Das Essen war lecker. Punkt. Der Rest … au weia! Das Abendessen in diesem Lokal war Bestandteil unserer Tour gewesen und es war eindeutig für Touristen bestimmt, die, sagen wir mal etwas andere Schwerpunkte setzen, als wir das tun. Eine viel zu laute äthiopische Folklore-Band und Tänzer in wechselnden, vermeintlich authentischen Verkleidungen der unterschiedlichen Stämme Äthiopiens, die eher mittelmäßig gut choreografierte Tänze aufführten oder Playback sangen.

Haile, der gute Haile, versuchte das Beste daraus zu machen und uns jeden Tanz, jeden gezeigten Volksstamm zu erklären.
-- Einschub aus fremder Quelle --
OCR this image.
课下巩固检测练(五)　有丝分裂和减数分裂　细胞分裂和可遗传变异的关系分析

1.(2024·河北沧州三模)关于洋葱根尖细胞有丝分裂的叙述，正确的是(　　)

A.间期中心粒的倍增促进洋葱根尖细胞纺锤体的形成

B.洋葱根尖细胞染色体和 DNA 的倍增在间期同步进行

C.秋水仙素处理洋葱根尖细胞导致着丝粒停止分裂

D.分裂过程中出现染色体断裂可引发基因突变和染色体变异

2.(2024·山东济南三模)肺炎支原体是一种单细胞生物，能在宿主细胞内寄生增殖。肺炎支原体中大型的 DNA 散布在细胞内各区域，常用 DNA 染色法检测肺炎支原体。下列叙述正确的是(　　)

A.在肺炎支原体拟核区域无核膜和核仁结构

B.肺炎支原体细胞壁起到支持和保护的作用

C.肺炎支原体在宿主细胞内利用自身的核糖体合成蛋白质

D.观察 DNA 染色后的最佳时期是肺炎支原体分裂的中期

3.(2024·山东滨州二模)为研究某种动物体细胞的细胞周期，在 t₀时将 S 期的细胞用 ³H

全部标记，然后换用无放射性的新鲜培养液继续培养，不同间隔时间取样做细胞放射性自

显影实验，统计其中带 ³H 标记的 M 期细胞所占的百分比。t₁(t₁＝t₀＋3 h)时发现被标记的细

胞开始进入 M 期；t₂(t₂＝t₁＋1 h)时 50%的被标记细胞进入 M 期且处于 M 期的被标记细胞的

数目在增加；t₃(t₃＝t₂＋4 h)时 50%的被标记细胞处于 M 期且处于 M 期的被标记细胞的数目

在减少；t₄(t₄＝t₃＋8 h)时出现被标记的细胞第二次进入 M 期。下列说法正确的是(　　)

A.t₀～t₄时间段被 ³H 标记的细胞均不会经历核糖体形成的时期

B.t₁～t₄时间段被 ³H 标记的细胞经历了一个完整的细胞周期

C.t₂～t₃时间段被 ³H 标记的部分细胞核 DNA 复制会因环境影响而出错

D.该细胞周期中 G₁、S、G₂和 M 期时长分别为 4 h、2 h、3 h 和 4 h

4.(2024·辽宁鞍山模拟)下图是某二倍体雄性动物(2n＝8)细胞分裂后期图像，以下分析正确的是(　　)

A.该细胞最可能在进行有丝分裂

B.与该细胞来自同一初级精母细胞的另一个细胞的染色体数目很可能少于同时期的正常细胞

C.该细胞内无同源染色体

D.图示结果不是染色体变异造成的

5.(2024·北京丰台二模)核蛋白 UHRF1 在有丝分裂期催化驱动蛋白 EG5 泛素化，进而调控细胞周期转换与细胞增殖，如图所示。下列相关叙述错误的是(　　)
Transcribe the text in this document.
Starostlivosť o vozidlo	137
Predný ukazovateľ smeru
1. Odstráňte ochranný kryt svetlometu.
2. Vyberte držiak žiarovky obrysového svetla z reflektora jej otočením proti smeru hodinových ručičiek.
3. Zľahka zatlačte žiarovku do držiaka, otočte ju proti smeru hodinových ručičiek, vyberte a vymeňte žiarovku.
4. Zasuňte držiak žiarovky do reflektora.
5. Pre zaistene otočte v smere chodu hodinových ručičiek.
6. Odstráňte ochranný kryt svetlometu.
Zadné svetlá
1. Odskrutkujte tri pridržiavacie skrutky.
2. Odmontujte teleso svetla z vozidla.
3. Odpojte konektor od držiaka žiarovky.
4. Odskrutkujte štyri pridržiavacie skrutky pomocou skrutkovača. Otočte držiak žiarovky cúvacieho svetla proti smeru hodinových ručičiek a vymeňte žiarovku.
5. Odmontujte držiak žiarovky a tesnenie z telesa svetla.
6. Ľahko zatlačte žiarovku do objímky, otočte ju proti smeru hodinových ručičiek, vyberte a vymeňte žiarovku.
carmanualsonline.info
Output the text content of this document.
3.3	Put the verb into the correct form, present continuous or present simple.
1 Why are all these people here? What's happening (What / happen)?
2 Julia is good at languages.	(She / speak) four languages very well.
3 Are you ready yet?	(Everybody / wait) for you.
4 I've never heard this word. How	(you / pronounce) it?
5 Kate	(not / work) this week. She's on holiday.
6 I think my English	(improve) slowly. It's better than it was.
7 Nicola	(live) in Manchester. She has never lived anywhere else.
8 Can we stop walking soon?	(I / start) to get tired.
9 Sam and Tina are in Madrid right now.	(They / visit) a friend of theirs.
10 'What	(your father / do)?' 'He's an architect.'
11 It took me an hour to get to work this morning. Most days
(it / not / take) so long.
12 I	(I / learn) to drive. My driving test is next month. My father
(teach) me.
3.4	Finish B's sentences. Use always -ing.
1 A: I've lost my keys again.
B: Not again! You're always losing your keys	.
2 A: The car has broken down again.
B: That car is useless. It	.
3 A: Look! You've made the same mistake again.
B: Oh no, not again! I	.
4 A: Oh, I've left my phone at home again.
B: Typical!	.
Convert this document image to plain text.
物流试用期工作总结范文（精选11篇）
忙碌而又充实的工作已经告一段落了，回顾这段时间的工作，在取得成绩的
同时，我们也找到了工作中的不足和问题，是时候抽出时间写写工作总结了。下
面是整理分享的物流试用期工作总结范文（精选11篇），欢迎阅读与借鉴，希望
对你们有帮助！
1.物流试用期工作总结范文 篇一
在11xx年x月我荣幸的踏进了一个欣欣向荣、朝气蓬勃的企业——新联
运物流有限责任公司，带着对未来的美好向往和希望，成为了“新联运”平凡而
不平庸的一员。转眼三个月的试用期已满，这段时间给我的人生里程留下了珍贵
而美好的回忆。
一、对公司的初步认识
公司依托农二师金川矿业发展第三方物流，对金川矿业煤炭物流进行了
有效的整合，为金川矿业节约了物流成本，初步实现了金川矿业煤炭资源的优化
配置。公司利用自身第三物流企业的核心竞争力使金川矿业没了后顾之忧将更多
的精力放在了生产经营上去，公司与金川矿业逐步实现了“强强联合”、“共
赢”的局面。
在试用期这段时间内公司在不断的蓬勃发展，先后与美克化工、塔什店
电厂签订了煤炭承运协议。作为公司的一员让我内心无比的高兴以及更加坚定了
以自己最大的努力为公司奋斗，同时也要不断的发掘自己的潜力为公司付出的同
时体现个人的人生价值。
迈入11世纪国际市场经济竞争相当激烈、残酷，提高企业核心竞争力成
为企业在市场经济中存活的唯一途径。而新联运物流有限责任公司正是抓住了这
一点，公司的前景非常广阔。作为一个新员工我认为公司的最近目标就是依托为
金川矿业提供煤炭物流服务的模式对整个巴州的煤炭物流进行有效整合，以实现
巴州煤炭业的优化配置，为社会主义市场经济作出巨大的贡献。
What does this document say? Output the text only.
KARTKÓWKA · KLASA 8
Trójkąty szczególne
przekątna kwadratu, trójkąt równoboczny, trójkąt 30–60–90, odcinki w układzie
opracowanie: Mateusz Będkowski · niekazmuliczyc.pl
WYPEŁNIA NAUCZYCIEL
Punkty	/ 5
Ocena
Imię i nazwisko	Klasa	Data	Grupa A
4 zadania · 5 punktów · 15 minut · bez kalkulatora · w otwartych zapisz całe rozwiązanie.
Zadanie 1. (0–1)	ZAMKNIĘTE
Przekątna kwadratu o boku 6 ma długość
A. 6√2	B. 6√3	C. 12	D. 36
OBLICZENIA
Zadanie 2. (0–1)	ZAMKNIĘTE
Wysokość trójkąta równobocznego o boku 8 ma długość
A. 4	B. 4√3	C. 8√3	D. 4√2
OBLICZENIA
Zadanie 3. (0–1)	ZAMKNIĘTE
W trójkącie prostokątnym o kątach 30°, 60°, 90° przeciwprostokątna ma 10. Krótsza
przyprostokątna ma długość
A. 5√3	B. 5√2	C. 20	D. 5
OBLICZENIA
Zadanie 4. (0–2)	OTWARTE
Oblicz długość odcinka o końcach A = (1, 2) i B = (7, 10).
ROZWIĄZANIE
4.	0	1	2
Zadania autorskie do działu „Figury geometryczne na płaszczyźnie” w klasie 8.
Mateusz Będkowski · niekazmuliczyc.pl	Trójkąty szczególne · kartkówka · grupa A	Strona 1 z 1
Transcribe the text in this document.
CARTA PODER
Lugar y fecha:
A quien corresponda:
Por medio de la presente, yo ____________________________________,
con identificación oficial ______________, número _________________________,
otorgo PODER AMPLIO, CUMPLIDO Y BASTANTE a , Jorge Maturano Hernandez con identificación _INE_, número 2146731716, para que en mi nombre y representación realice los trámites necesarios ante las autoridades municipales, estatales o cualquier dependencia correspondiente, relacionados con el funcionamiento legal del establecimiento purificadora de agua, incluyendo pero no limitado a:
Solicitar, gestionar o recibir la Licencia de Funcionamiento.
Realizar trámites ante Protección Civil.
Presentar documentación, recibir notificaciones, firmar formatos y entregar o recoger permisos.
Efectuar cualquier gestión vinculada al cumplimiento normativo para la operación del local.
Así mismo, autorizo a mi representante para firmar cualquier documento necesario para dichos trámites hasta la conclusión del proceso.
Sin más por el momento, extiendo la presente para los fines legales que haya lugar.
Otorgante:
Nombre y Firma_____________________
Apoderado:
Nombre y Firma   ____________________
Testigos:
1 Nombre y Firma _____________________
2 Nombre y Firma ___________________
Tadesse hingegen schüttelte sich stumm – ob vor Lachen oder Grausen war nicht immer eindeutig feststellbar. Und Dirk schaute einfach nur entsetzt drein. Drei Stunden lang. Es war schlichtweg nicht nach unserem Geschmack, aber es war gut gemeint. Und wenn man aufhörte, es ernst zu nehmen, war es durchaus unterhaltsam. Satt, zumindest zur Hälfte gut amüsiert und mit tauben Ohren brachen wir dann irgendwann zum Flughafen auf.

Abschied von Haile und Tadesse, Abschied von Äthiopien. Nach dem Stress beim Check-In und bei der Einreise fürchteten wir das Schlimmste – und wurden überrascht, denn alles ging schnell und problemlos vonstatten. Ein überpünktlicher, unspektakulärer Rückflug mit der Lufthansa, Winterkälte zu Hause und ein umso wärmerer Empfang durch die Herrmänner. Das Ende einer Reise, die uns noch lange beschäftigen wird, so viel ist sicher!